Br J Psychol ; 92 Part 3: 483-506, 2001 Aug.
Artículo en Inglés | MEDLINE | ID: mdl-11802886

RESUMEN

Three picture naming experiments are reported which examine the relationship between the apparent inhibition of a response on one trial, and naming latency on the subsequent trial. The design of each experiment involves the presentation of prime and target pairs, either presented in succession (Lag 1 condition), or separated by two intervening unrelated trials (Lag 3 condition).
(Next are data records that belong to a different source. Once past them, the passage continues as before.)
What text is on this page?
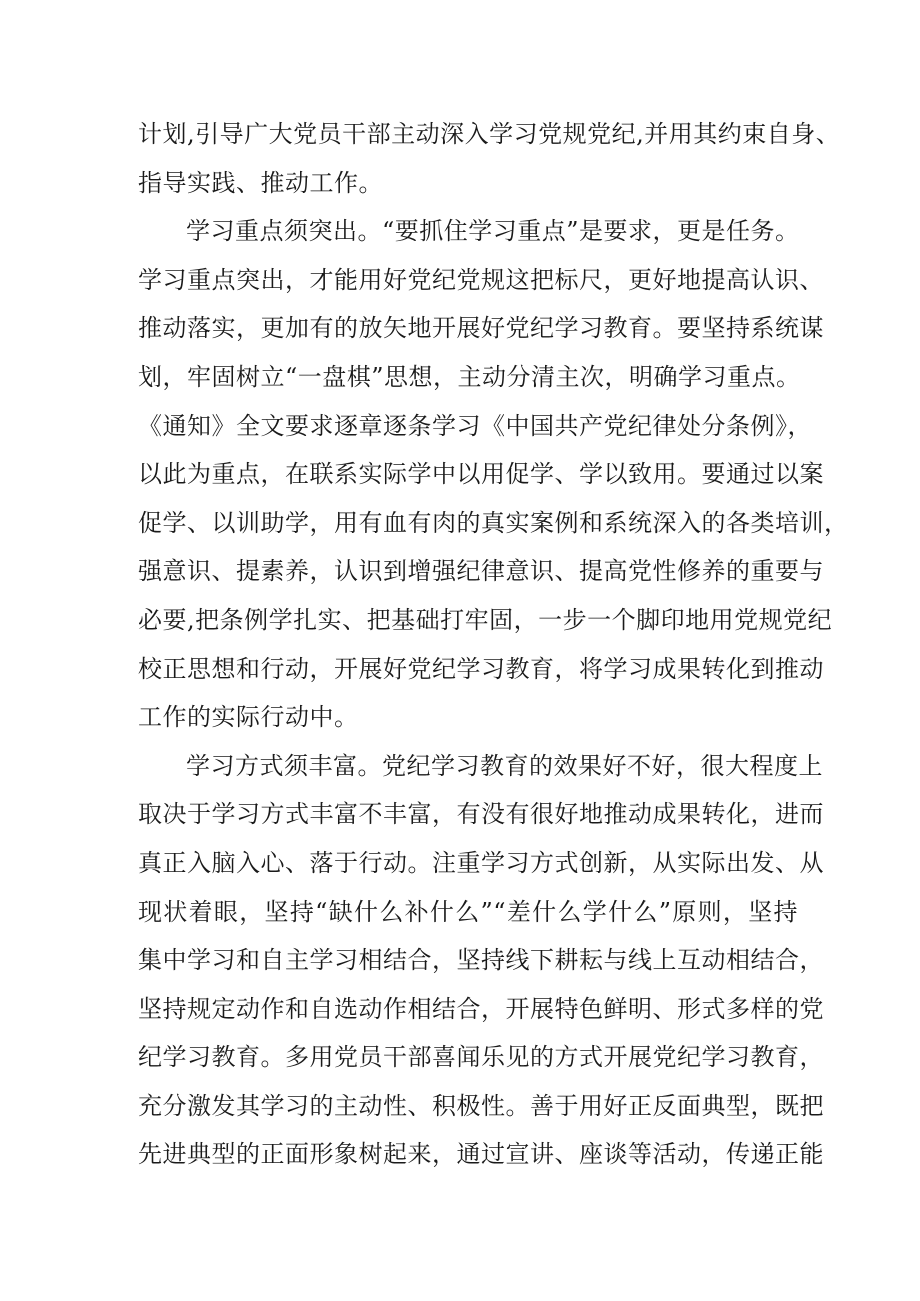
计划,引导广大党员干部主动深入学习党规党纪,并用其约束自身、
指导实践、推动工作。
学习重点须突出。“要抓住学习重点”是要求，更是任务。
学习重点突出，才能用好党纪党规这把标尺，更好地提高认识、
推动落实，更加有的放矢地开展好党纪学习教育。要坚持系统谋
划，牢固树立“一盘棋”思想，主动分清主次，明确学习重点。
《通知》全文要求逐章逐条学习《中国共产党纪律处分条例》，
以此为重点，在联系实际学中以用促学、学以致用。要通过以案
促学、以训助学，用有血有肉的真实案例和系统深入的各类培训，
强意识、提素养，认识到增强纪律意识、提高党性修养的重要与
必要,把条例学扎实、把基础打牢固，一步一个脚印地用党规党纪
校正思想和行动，开展好党纪学习教育，将学习成果转化到推动
工作的实际行动中。
学习方式须丰富。党纪学习教育的效果好不好，很大程度上
取决于学习方式丰富不丰富，有没有很好地推动成果转化，进而
真正入脑入心、落于行动。注重学习方式创新，从实际出发、从
现状着眼，坚持“缺什么补什么”“差什么学什么”原则，坚持
集中学习和自主学习相结合，坚持线下耕耘与线上互动相结合，
坚持规定动作和自选动作相结合，开展特色鲜明、形式多样的党
纪学习教育。多用党员干部喜闻乐见的方式开展党纪学习教育，
充分激发其学习的主动性、积极性。善于用好正反面典型，既把
先进典型的正面形象树起来，通过宣讲、座谈等活动，传递正能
A control condition is also included. In Experiment 1, a speeded picture naming task is used, and naming errors are analysed. Target pictures are misnamed at above chance rates with the name of the semantically related prime picture in the Lag 3 condition. In contrast, these prime-related errors do not occur in the Lag 1 condition, suggesting a brief inhibitory effect. If primes are briefly inhibited, then target naming latencies immediately following a related prime should be quicker than target latencies in the Lag 3 condition. Experiment 2 confirms this pattern of results, using exactly the same stimuli and design, but standard naming instructions. Experiment 3 examines whether the inferred inhibition is the result of a self-inhibitory mechanism, using a repetition priming paradigm. If Lag 1 prime representations are self-inhibited, then facilitatory effects from prime/target repetition should be stronger in the Lag 3 condition, than in the Lag 1 condition. The data from Expt 3 were not consistent with this prediction. Taken together, the results of the three experiments suggest that a brief inhibitory effect occurs after retrieval of an object name, and that the inhibition may be accomplished by mechanisms other than self-inhibition.